First, the article discusses the use of cyber as a weapon system, i.e., as a component of our nation’s integrated approach to battlefield operations. The article takes readers through some of the issues, opportunities, and challenges that lie before us as cyber assumes a more prominent role in U.S. military thinking. In doing so, it reflects the fact that information technology remains an area of competitive advantage for our country, both in terms of the technology itself as well as in the creative ways technology can be used to effectively confront threats.
At a more abstract, but perhaps more important, level, however, the article conveys an additional message — that cyber is an instrument of state power. For those new to the cybersecurity domain, the article provides useful food for thought about the potential vulnerabilities of financial systems, battlefield systems, and even embedded systems used in manufacturing. Overall, what we’re seeing is the emergence of national thinking about our cyber interests, the development of policy and doctrine to support those interests, and the elaboration of operational concepts and capabilities that support our policies, and are consistent with doctrine.
And this trend takes us to the third, and most vital, point: that cyber is an issue that unites the private and public sectors across often-shared concerns and interests.

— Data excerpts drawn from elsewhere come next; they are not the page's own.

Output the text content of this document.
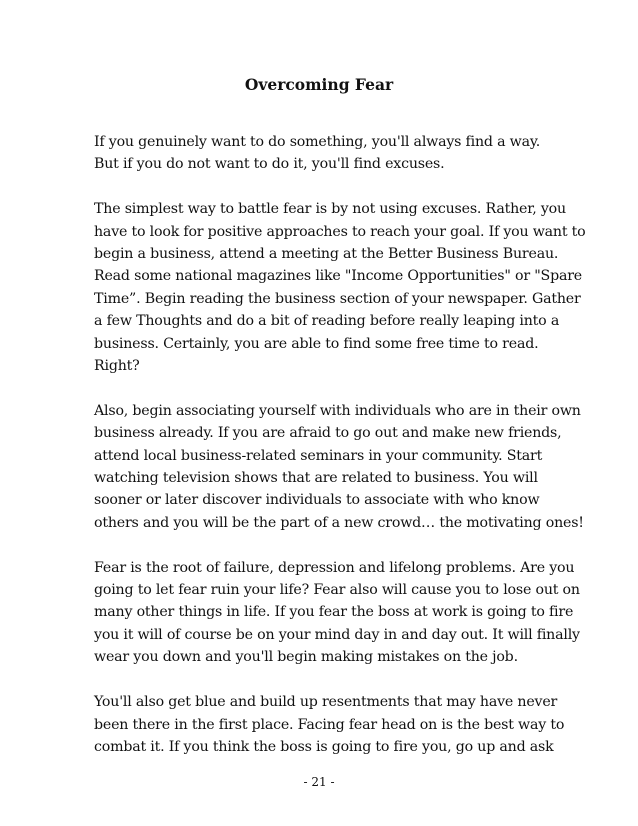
Overcoming Fear

If you genuinely want to do something, you'll always find a way.
But if you do not want to do it, you'll find excuses.

The simplest way to battle fear is by not using excuses. Rather, you
have to look for positive approaches to reach your goal. If you want to
begin a business, attend a meeting at the Better Business Bureau.
Read some national magazines like "Income Opportunities" or "Spare
Time”. Begin reading the business section of your newspaper. Gather
a few Thoughts and do a bit of reading before really leaping into a
business. Certainly, you are able to find some free time to read.
Right?

Also, begin associating yourself with individuals who are in their own
business already. If you are afraid to go out and make new friends,
attend local business-related seminars in your community. Start
watching television shows that are related to business. You will
sooner or later discover individuals to associate with who know
others and you will be the part of a new crowd… the motivating ones!

Fear is the root of failure, depression and lifelong problems. Are you
going to let fear ruin your life? Fear also will cause you to lose out on
many other things in life. If you fear the boss at work is going to fire
you it will of course be on your mind day in and day out. It will finally
wear you down and you'll begin making mistakes on the job.

You'll also get blue and build up resentments that may have never
been there in the first place. Facing fear head on is the best way to
combat it. If you think the boss is going to fire you, go up and ask

- 21 -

Certainly, foreign governments employing cyber for their own purposes, against commercial and public-sector enterprises, do so in the service of policies that span the widest range of targets.
The United States cannot be the only state to view cyber as an instrument of state power. Indeed, the Washington Post article can be read in conjunction with the 2011 report of the National Counterintelligence Executive (NCIX) that describes the economic espionage undertaken by foreign governments to steal intellectual capital from U.S. companies. In other words, commercial organizations are being targeted by foreign governments that are using the information they glean to support their own nations’ economic interests, as well as their own geo-strategic interests. What this means, of course, is that we are not alone in developing a concept of our national interest in cyber, or in developing policy, doctrine, operational concepts, and resources to support those interests.
Taken together, the Washington Post article and the NCIX report tell us that our cybersecurity line of business is more than an “adjunct” to commercial information technology, and more than an “add-on” to our national security strategy. Cyber is becoming a pillar of both. Some see new information technologies as ways of gaining cost and operational efficiencies, while others look to these technologies to enable new value propositions and business models (for industry) and new ways of delivering services to our citizens (for government) and of conducting battlefield operations. We should view cyber in this manner: good cybersecurity can enable new business models; effective use of cyber can represent a new pillar of our national security strategy. That cyber is now “front-page news” tells us how important it has become. This is just the beginning.